The scuttled talks mean Mr. Silverstein won't get $1.67 billion in tax-free bonds that he has said he needs to build the project's signature Freedom Tower, planned at the symbolic height of 1,776 feet. He said a scheduled April groundbreaking will go forward, though he is counting on the bonds to complete the building.

Talks failed soon after midnight early yesterday, after the Silverstein team presented its latest proposal at the Port Authority's headquarters, according to meeting participants. Port Authority negotiators felt that the latest Silverstein terms were a step back from previous offers. The negotiations ended when Kenneth Ringler, the Port Authority's executive director, entered the room and told Mr. Silverstein: "We're done talking. Send your rent check."

Mr. Silverstein later yesterday said the terms didn't depart from those presented in earlier negotiations.

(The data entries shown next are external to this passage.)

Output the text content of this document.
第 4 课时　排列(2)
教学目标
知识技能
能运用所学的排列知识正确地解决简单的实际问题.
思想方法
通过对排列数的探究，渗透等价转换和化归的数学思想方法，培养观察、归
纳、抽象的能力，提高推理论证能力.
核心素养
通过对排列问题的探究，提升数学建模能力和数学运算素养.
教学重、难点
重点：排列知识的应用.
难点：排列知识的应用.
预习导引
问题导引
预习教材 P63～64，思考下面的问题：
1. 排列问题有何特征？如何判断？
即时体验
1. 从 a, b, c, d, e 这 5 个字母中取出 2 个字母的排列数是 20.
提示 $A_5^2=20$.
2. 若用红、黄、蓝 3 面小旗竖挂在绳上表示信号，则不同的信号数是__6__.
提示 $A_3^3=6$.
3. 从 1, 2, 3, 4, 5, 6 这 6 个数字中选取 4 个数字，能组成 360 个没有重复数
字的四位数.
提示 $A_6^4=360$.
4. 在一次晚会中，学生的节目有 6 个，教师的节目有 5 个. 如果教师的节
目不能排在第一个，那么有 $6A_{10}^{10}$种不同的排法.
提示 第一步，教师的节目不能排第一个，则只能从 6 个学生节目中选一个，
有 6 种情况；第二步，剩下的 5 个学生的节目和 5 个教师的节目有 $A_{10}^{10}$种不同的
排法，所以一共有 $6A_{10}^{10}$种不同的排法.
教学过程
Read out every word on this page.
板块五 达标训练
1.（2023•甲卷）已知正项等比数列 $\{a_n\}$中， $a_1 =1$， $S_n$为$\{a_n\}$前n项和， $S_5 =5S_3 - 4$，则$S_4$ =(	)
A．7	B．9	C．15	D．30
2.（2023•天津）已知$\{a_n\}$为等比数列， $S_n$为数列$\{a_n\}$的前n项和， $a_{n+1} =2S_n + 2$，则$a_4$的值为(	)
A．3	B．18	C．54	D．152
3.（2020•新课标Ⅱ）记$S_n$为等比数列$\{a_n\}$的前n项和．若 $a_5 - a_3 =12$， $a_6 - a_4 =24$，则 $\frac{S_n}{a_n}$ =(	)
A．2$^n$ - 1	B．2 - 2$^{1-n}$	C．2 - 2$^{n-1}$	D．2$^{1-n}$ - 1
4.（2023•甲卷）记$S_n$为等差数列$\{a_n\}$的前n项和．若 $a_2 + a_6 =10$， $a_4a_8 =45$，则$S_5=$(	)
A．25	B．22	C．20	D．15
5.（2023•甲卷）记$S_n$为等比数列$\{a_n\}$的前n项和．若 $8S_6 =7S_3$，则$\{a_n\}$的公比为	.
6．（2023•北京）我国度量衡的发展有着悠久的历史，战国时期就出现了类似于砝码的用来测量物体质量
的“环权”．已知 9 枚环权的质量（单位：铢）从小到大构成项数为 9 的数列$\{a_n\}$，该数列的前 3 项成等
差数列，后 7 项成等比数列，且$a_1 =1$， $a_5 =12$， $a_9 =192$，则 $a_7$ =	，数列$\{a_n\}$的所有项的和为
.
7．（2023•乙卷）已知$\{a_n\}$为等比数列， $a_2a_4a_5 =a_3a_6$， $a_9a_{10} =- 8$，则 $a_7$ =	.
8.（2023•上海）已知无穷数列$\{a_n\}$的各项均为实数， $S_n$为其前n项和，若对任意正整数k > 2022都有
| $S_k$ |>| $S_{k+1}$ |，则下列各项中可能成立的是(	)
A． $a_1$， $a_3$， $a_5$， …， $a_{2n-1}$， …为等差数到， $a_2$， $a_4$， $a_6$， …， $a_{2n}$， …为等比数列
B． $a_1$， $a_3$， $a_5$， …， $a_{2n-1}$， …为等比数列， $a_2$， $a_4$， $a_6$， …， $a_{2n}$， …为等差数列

According to a Port Authority official, the difference included $500 million of insurance money the Port Authority wanted to finance the Freedom Tower -- money that Mr. Silverstein wanted to hold on to for his three buildings. And of $600 million of shared infrastructure, the Port Authority official said, Mr. Silverstein was willing to cover $60 million while the Port Authority wanted him to pay $250 million. Lastly, Mr. Silverstein was seeking $300 million to $400 million in reductions in his 95-year lease above what the Port Authority was willing to give, the official said. A spokesman for Mr. Silverstein called the Port Authority's figures "ridiculous." He estimated the gap at between $50 million and $150 million in net present-value terms.

Mr. Silverstein said the lack of resolution will make it difficult to attract top businesses to the area. "The Port Authority abruptly abandoned the talks last night without a plan to move forward. We're not sure where this leaves us now," he said. "The worst thing for business is uncertainty. Does this help? Of course not. It is in everybody's disinterest."

Mr. Silverstein said he wants to continue bargaining. But Port Authority Vice Chairman Charles Gargano seemed to rule out any new talks. There will be no negotiations until Mr. Silverstein "puts something on the table that is in the public interest," he said.

The deal would have rid Mr. Silverstein of the least-marketable office building at the site, the Freedom Tower. It is farthest from public transportation and expensive because of its height and need for stringent security. The pact also would have left him with the three best-located buildings, all closest to a planned $2 billion transit hub and nearer the heart of lower Manhattan.